Telefonata choc, capo scout minacciato di morte

Potenza Picena, il racconto di Matteo Carlocchia: "Urla in arabo, ho sporto denuncia"

Capo scout minacciato di morte al telefono (foto d’archivio)

Capo scout minacciato di morte al telefono (foto d’archivio)

Potenza Picena (Macerata), 7 marzo 2016 – Minacciato di morte al telefono: nel mirino un ragazzo di 38 anni, Matteo Carlocchia, responsabile regionale dell’Agesci, associazione scout cattolica.

«Sabato sera verso le 23.30, mentre dormivo, ho ricevuto una telefonata anonima – racconta –. Dall’altra parte un ragazzo dall’accento arabo. Non ho ben capito tutto quello che ha detto, ma di sicuro ricordo perfettamente di avere sentito bestemmie in italiano, frasi del tipo ‘ti ammazzo cristiano di m...’ e in conclusione ha inneggiato ad Allah. Poi la telefonata si è interrotta. In sottofondo si sentivano altre persone parlare ad alta voce. Ho chiamato subito un amico che lavora alla Digos, il quale mi ha invitato ad andare in caserma per denunciare l’accaduto. E così ho fatto. Ho sporto denuncia. Voglio ringraziare la polizia per la gentilezza e la cortesia dimostrate nei miei confronti».

«Mi auguro si tratti soltanto di uno scherzo di pessimo gusto – sottolinea Carlocchia – ma onestamente il tono dell’interlocutore mi è sembrato molto cattivo, non ho avuto la sensazione che si trattasse di uno scherzo. Tra l’altro non riesco proprio a immaginare il motivo di questo gesto. In fondo sono sempre stato favorevole all’integrazione. Sono cristiano, e con ciò?»

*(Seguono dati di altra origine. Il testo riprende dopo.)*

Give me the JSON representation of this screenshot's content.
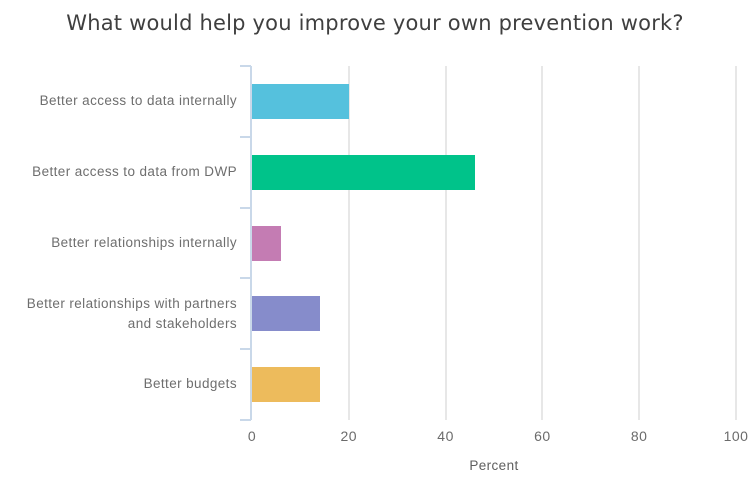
{
  "chart_data": {
    "type": "bar",
    "orientation": "horizontal",
    "title": "What would help you improve your own prevention work?",
    "xlabel": "Percent",
    "categories": [
      "Better access to data internally",
      "Better access to data from DWP",
      "Better relationships internally",
      "Better relationships with partners and stakeholders",
      "Better budgets"
    ],
    "values": [
      20,
      46,
      6,
      14,
      14
    ],
    "bar_colors": [
      "#55C1DD",
      "#00C38A",
      "#C47CB3",
      "#868CCB",
      "#EDBB5C"
    ],
    "x_ticks": [
      0,
      20,
      40,
      60,
      80,
      100
    ],
    "xlim": [
      0,
      100
    ],
    "grid": true,
    "legend": "none",
    "colors": {
      "axis": "#C9D8E9",
      "gridline": "#E7E7E7",
      "category_text": "#6E6E6E",
      "tick_text": "#6B6B6B",
      "axis_title_text": "#5F5F5F",
      "title_text": "#3F3F3F"
    }
  }
}
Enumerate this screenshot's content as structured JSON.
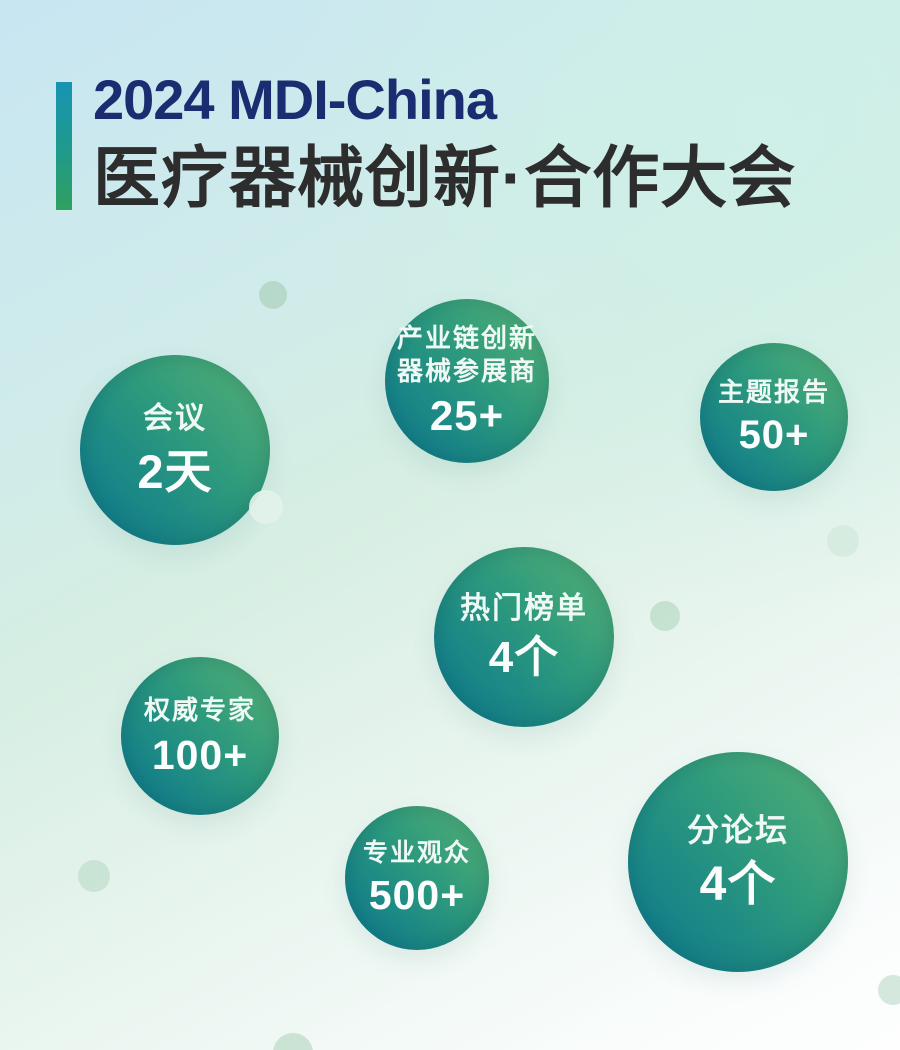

Quando Carlocchia si è presentato dalla polizia, gli agenti gli hanno chiesto se ci fosse una spiegazione plausibile. «Non mi veniva in mente nulla – continua lui – poi ieri mattina ho pensato all’iniziativa organizzata dall’Agesci della zona di Macerata. Si trattava di un convegno sull’integrazione. Ho pensato che la ragione della telefonata potesse essere quella, così ho avvertito la polizia. Ma in realtà non lo so, non sono sicuro che ci sia un motivo in particolare. Non so cosa pensare, mi sono preso un bello spavento, ma non ho paura. È normale che il primo pensiero sia andato alla mia famiglia e ai miei figli, ma di sicuro questo fatto non inciderà su quello in cui credo, il dovere dell’accoglienza nei confronti dell’altro».